Etty de Hagai Levi (Arte)
Il y a dix ans, Hagai Levi, à qui l’on doit BeTipul, adaptée en France sous le nom de En Thérapie, mais aussi The Affair et le remake d’un monument bergmanien, Scènes de la vie conjugale, découvre les journaux mystiques d’Etty Hillesum. Cette jeune femme juive hollandaise, qui mourut en 1943 à Auschwitz après s’être portée volontaire pour travailler dans les camps, y couche ses questionnements sur la sensualité, la spiritualité, la liberté, alors que la menace de la mort l’enserre. Ses mémoires se sont vendues à des millions d’exemplaires dans le monde. Hagai Levi a puisé dans ce matériau dense pour décrire la métamorphose d’une héroïne (jouée par Julia Windischbauer) traversée par une pulsion de vie. Il faut créer à tout prix, se brûler au contact de l’écriture, de la foi, pour chercher la beauté au milieu du pire. Voilà le sentiment d’urgence qui traverse cette série exigeante.
Elle repose surtout un anachronisme étourdissant. Hagai Levi a choisi de tourner cette histoire du passé dans les décors contemporains d’Amsterdam, esquivant la reconstitution historique. Le Britannique Steve McQueen avait déjà eu recours à ce procédé dans Occupied City, qui évoquait les traces de l’occupation nazie dans les rues de l’actuelle Amsterdam. Un effet de modernité qui permet de rappeler la portée actuelle de ce récit, histoire d’une résistance intérieure aux forces politiques obscures.

Waiting for the Out de Dennis Kelly (BBC)

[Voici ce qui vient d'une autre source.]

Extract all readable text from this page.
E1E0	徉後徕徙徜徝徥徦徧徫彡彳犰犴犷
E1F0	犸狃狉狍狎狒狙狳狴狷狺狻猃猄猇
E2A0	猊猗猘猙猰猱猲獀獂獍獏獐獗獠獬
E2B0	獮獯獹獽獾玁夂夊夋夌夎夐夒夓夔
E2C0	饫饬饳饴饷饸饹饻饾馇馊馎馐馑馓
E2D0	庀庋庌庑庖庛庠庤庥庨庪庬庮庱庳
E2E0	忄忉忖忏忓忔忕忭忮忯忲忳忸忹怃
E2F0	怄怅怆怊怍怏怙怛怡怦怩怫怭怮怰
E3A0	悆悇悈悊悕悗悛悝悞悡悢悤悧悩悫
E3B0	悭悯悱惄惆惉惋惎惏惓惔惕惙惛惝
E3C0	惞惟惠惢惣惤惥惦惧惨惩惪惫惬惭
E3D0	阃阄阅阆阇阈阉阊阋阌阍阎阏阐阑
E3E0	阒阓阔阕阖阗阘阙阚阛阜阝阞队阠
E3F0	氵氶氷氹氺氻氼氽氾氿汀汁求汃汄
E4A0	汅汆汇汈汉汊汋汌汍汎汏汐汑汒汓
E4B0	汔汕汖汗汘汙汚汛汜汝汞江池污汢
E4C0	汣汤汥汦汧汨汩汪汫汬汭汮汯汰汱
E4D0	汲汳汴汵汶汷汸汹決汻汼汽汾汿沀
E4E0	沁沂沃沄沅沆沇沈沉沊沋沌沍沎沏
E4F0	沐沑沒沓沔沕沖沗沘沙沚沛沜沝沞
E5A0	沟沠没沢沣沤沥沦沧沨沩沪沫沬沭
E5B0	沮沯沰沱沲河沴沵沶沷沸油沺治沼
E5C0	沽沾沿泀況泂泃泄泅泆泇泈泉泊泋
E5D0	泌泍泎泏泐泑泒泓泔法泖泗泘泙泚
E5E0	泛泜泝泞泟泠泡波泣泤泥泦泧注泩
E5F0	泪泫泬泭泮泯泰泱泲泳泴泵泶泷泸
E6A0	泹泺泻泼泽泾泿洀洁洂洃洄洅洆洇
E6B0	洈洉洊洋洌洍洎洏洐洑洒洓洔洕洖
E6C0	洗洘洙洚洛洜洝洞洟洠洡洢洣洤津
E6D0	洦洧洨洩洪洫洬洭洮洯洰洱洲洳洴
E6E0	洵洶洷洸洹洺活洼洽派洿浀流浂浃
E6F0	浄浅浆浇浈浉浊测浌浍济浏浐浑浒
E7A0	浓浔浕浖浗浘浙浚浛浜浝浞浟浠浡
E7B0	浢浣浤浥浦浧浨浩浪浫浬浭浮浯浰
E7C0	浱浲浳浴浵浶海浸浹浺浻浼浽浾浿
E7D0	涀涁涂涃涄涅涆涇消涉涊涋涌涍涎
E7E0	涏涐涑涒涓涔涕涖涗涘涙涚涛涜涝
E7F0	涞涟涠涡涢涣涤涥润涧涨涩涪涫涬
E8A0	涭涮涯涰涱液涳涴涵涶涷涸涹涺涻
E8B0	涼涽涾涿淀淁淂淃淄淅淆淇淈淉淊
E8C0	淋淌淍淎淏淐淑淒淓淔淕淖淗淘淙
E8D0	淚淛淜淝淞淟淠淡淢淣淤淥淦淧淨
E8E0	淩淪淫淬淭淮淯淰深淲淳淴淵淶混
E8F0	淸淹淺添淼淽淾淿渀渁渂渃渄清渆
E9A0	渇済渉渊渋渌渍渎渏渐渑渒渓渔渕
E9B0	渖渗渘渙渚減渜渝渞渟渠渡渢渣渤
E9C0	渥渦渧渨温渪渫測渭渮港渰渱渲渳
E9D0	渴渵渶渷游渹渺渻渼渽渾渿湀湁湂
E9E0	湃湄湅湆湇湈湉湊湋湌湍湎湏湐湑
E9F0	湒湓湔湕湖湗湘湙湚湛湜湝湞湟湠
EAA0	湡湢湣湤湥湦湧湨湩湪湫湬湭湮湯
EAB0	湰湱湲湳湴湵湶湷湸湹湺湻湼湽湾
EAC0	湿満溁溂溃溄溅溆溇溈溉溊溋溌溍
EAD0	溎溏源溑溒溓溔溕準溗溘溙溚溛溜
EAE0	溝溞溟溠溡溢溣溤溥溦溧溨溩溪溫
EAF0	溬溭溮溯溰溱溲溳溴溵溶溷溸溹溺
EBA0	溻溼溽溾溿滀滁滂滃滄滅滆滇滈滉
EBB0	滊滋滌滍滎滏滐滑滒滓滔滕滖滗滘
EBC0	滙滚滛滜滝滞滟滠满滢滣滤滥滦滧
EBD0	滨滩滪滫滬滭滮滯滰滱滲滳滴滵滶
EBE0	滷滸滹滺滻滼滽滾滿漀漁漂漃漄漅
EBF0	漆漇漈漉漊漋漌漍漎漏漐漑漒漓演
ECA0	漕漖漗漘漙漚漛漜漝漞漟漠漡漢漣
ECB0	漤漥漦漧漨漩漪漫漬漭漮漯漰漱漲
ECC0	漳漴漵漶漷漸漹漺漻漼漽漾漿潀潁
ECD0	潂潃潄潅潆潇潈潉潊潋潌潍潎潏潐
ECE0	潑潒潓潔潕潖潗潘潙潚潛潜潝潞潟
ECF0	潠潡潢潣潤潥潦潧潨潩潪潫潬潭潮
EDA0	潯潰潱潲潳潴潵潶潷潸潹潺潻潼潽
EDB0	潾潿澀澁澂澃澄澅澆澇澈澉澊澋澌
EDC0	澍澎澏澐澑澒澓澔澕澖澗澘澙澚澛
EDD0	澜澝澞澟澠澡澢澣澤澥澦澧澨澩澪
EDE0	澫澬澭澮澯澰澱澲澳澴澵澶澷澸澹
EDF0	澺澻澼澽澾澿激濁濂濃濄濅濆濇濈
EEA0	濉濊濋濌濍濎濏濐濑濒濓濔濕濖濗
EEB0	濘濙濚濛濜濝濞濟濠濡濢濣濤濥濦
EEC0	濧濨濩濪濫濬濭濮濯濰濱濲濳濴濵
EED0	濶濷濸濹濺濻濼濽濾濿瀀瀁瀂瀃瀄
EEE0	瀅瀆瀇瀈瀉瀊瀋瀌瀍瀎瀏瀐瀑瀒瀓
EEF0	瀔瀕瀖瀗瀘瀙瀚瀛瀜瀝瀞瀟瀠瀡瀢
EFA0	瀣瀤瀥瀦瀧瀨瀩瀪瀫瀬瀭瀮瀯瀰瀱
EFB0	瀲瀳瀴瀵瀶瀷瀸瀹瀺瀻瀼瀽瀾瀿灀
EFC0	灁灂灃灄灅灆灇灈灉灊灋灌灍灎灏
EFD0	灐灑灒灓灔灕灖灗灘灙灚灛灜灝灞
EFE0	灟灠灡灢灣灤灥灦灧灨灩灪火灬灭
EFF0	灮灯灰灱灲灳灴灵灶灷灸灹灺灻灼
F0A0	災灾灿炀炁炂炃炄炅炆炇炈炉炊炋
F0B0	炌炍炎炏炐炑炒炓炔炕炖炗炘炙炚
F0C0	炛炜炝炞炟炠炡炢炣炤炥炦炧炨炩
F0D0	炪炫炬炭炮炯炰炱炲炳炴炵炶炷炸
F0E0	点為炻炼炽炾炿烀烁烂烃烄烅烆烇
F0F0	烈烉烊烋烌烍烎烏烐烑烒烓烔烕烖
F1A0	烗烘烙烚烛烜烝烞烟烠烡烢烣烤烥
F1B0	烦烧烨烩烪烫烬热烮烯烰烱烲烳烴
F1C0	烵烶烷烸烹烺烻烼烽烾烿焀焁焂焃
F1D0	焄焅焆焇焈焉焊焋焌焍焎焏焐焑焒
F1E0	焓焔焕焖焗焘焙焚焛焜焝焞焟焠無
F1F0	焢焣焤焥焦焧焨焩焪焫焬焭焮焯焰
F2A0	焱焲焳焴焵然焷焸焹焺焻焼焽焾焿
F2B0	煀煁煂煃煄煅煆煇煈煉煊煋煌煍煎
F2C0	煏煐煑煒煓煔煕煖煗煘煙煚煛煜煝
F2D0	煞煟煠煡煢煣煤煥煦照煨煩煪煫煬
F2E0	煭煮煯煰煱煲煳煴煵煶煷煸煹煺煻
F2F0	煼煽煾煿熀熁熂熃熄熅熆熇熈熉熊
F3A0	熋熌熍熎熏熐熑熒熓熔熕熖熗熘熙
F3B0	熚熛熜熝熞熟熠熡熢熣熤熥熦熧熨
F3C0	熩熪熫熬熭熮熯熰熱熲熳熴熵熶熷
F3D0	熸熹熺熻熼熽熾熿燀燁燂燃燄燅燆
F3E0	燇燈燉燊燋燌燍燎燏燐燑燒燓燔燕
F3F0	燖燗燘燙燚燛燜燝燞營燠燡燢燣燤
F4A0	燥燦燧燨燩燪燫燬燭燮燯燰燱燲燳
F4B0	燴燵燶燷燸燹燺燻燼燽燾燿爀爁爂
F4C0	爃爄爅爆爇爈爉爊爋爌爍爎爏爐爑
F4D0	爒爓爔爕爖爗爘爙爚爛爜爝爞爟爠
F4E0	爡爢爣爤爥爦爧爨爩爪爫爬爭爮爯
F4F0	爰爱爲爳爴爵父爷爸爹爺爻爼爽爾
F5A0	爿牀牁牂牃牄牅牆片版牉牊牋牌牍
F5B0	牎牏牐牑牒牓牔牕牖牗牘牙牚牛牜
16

On doit au dramaturge anglais Dennis Kelly la série visionnaire Utopia, petit bijou expérimental sur fond de conspirationnisme et de pandémie mondiale créé bien avant la crise sanitaire, en 2014. Il revient avec ce projet arrimé au réel, dans lequel un prof de philo (Josh Finan) fait ses premiers pas en tant que prof dans une prison. Bientôt rattrapé par des family issues (son paternel est lui-même derrière les barreaux, mais aussi son oncle et son frère), Dan doit faire face à un fantasme cauchemardesque : est-ce que, lui aussi, il ne serait pas fait pour la cabane ?
De ce canevas narratif hyper original, la série tire un renversement des rôles (et des valeurs) salvateur. C’est bien Dan qui est border, obsessionnel, insauvable, plus que les détenus. Brillamment construit, à l’aide de flashback solides, la série dissèque les souvenirs de son héros, à la recherche de cette insoluble question philosophique : jusqu’où va l’atavisme social et biologique ? Toujours juste – notamment grâce aux seconds rôles de détenus, sans cesse à rebours des attentes -, impitoyable avec son antihéros, Waiting for the Out est aussi une ode à la vulnérabilité qui fait du bien.

Eldorado (Arte) de Tarek Haoudy et Nacim Mehtar (Arte)
Les bons escrocs font les bonnes séries – leurs mensonges sont du carburant à fiction. La preuve avec cette création de Tarek Haoudy et Nacim Mehtar, inspirée par l’affaire des « avions renifleurs ». En 1983, le Canard Enchaîné révèle que les experts du géant pétrolier français Elf-Aquitaine ont été trompés par un pseudo-inventeur italien (Aldo Bonassoli) et un aristocrate belge (Alain de Villegas) qui leur a vendu des appareils capables de détecter du pétrole sans forage entre 1975 et 1979, sous le mandat de Valéry Giscard d’Estaing, qui tente alors d’étouffer l’affaire.
De cette affaire rocambolesque, Louis Farge, réalisateurs des épisodes à qui l’on doit la série Culte, tire une énergie grotesque, tirant vers la cartoonesque, l’absurde. Derrière l’aberrante crédulité des puissants, la série dessine la course au pétrole comme point d’aveuglement. Ici, le pouvoir politique et les magnats de l’argent se confondent et s’entraident. Si le constat est plutôt tragique, la série, elle, se délecte de ces arrangements comme d’un petit théâtre de la cruauté, où brillent, à contre-emploi, des acteurs formidables : Karim Leklou, Jérémie Renier, Laurent Capelluto et Marie Colomb.